The state has the burden of proving every element of a crime charged against a defendant beyond a reaonable doubt. State v. Long, 243 Or 561, 415 P2d 171 (1966). In reviewing a motion for a directed verdict of acquittal we must view the evidence in the light most favorable to the state. State v. Caldwell, 241 Or 355, 405 P2d 847 (1965); State v. Holmes, 17 Or App 464, 522 P2d 900 (1974). A motion for directed verdict of acquittal must be granted only if the evidence introduced would not support a verdict against the defendant. See ORS 136.445; State v. Olson, 39 Or App 383, 592 P2d 273 (1979).
If the state’s evidence were only that defendant was found in possession of the fish in Oregon "on, near, adjacent to or in the vicinity of” the Columbia River during the closed season, ORS 506.610 provides that the permissible inference to be drawn from those facts is sufficient to make a prima facie case that the fish were unlawfully taken from the Columbia during the closed season on that river.
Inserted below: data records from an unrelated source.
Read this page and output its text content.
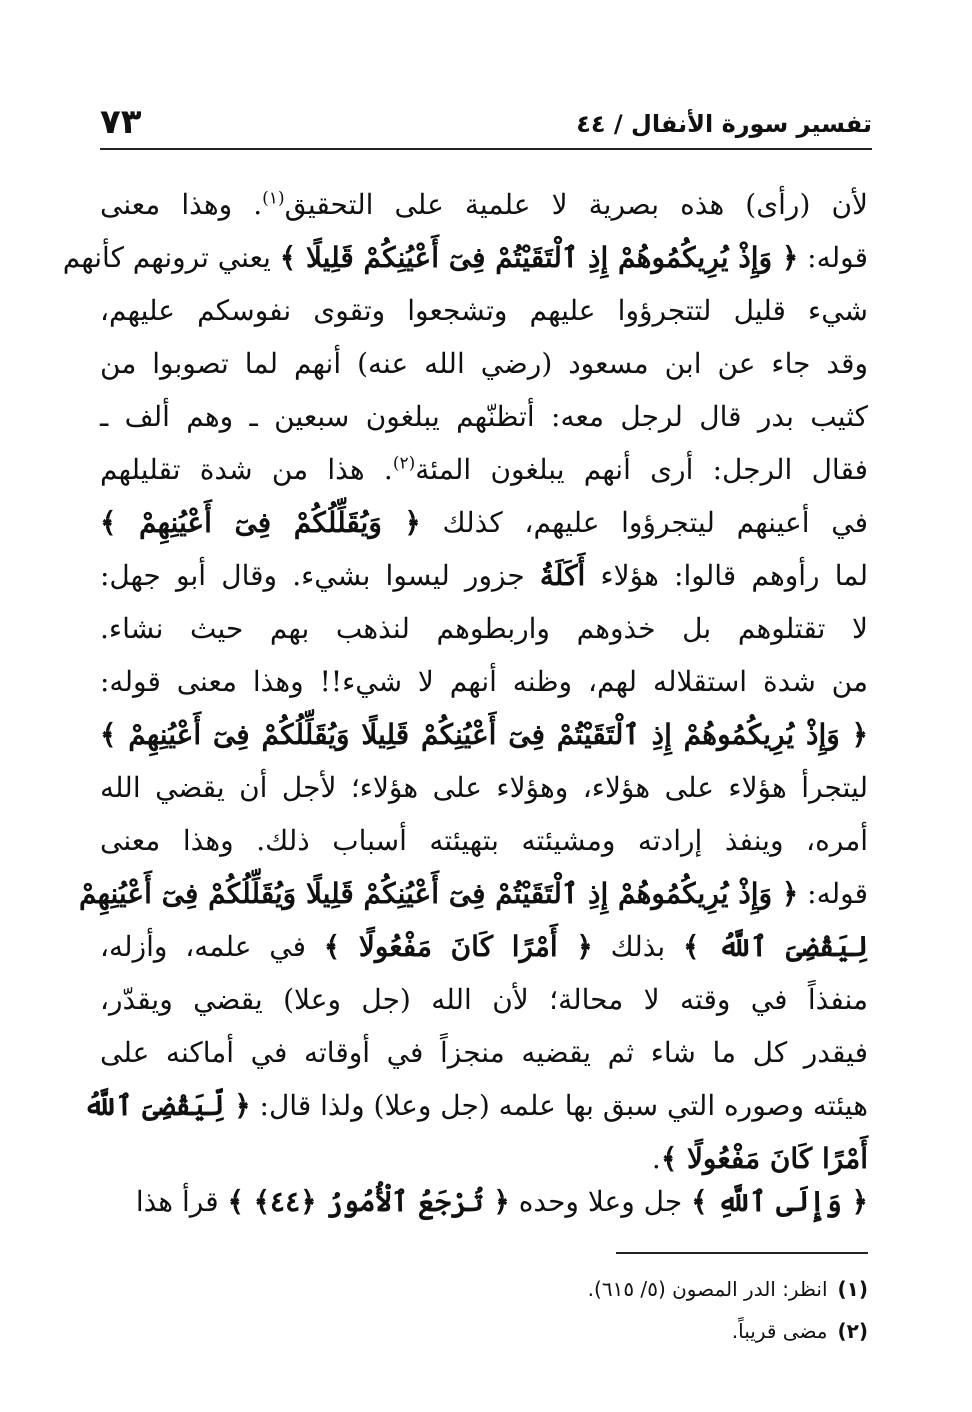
تفسير سورة الأنفال / ٤٤
٧٣
لأن (رأى) هذه بصرية لا علمية على التحقيق$^{(١)}$. وهذا معنى
قوله: ﴿ وَإِذْ يُرِيكُمُوهُمْ إِذِ ٱلْتَقَيْتُمْ فِىٓ أَعْيُنِكُمْ قَلِيلًا ﴾ يعني ترونهم كأنهم
شيء قليل لتتجرؤوا عليهم وتشجعوا وتقوى نفوسكم عليهم،
وقد جاء عن ابن مسعود (رضي الله عنه) أنهم لما تصوبوا من
كثيب بدر قال لرجل معه: أتظنّهم يبلغون سبعين ـ وهم ألف ـ
فقال الرجل: أرى أنهم يبلغون المئة$^{(٢)}$. هذا من شدة تقليلهم
في أعينهم ليتجرؤوا عليهم، كذلك ﴿ وَيُقَلِّلُكُمْ فِىٓ أَعْيُنِهِمْ ﴾
لما رأوهم قالوا: هؤلاء أَكَلَةُ جزور ليسوا بشيء. وقال أبو جهل:
لا تقتلوهم بل خذوهم واربطوهم لنذهب بهم حيث نشاء.
من شدة استقلاله لهم، وظنه أنهم لا شيء!! وهذا معنى قوله:
﴿ وَإِذْ يُرِيكُمُوهُمْ إِذِ ٱلْتَقَيْتُمْ فِىٓ أَعْيُنِكُمْ قَلِيلًا وَيُقَلِّلُكُمْ فِىٓ أَعْيُنِهِمْ ﴾
ليتجرأ هؤلاء على هؤلاء، وهؤلاء على هؤلاء؛ لأجل أن يقضي الله
أمره، وينفذ إرادته ومشيئته بتهيئته أسباب ذلك. وهذا معنى
قوله: ﴿ وَإِذْ يُرِيكُمُوهُمْ إِذِ ٱلْتَقَيْتُمْ فِىٓ أَعْيُنِكُمْ قَلِيلًا وَيُقَلِّلُكُمْ فِىٓ أَعْيُنِهِمْ
لِيَقْضِىَ ٱللَّهُ ﴾ بذلك ﴿ أَمْرًا كَانَ مَفْعُولًا ﴾ في علمه، وأزله،
منفذاً في وقته لا محالة؛ لأن الله (جل وعلا) يقضي ويقدّر،
فيقدر كل ما شاء ثم يقضيه منجزاً في أوقاته في أماكنه على
هيئته وصوره التي سبق بها علمه (جل وعلا) ولذا قال: ﴿ لِّيَقْضِىَ ٱللَّهُ
أَمْرًا كَانَ مَفْعُولًا ﴾.
﴿ وَإِلَى ٱللَّهِ ﴾ جل وعلا وحده ﴿ تُرْجَعُ ٱلْأُمُورُ ﴿٤٤﴾ ﴾ قرأ هذا
(١)انظر: الدر المصون (٥/ ٦١٥).
(٢)مضى قريباً.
However, in this case the state’s evidence, ignoring that of defendant, that the defendant came from another state with the fish does not permit the statutory inference giving rise to the prima facie case, leaving no basis upon which a jury *638could find that the fish were unlawfully taken from the waters of this state. The fact that defendant was stopped where he was is purely fortuitous.
The motion for a directed verdict of acquittal should have been granted.
Reversed.
Defendant did not raise at trial the issue of the constitutionality of the inference as applied in this case, and we do not consider the question. But see Ulster County Court v. Allen, 442 US 140, 99 S Ct 2213, 60 L Ed 2d 777 (1979); Barnes v. United States, 412 US 837, 93 S Ct 2357, 37 L Ed 2d 380 (1973); Turner v. United States, 396 US 398, 90 S Ct 642, 24 L Ed 2d 610 (1970), in which the test to be applied is stated to be whether the inferred fact is "more likely than not” to follow from the facts which give rise to the inference.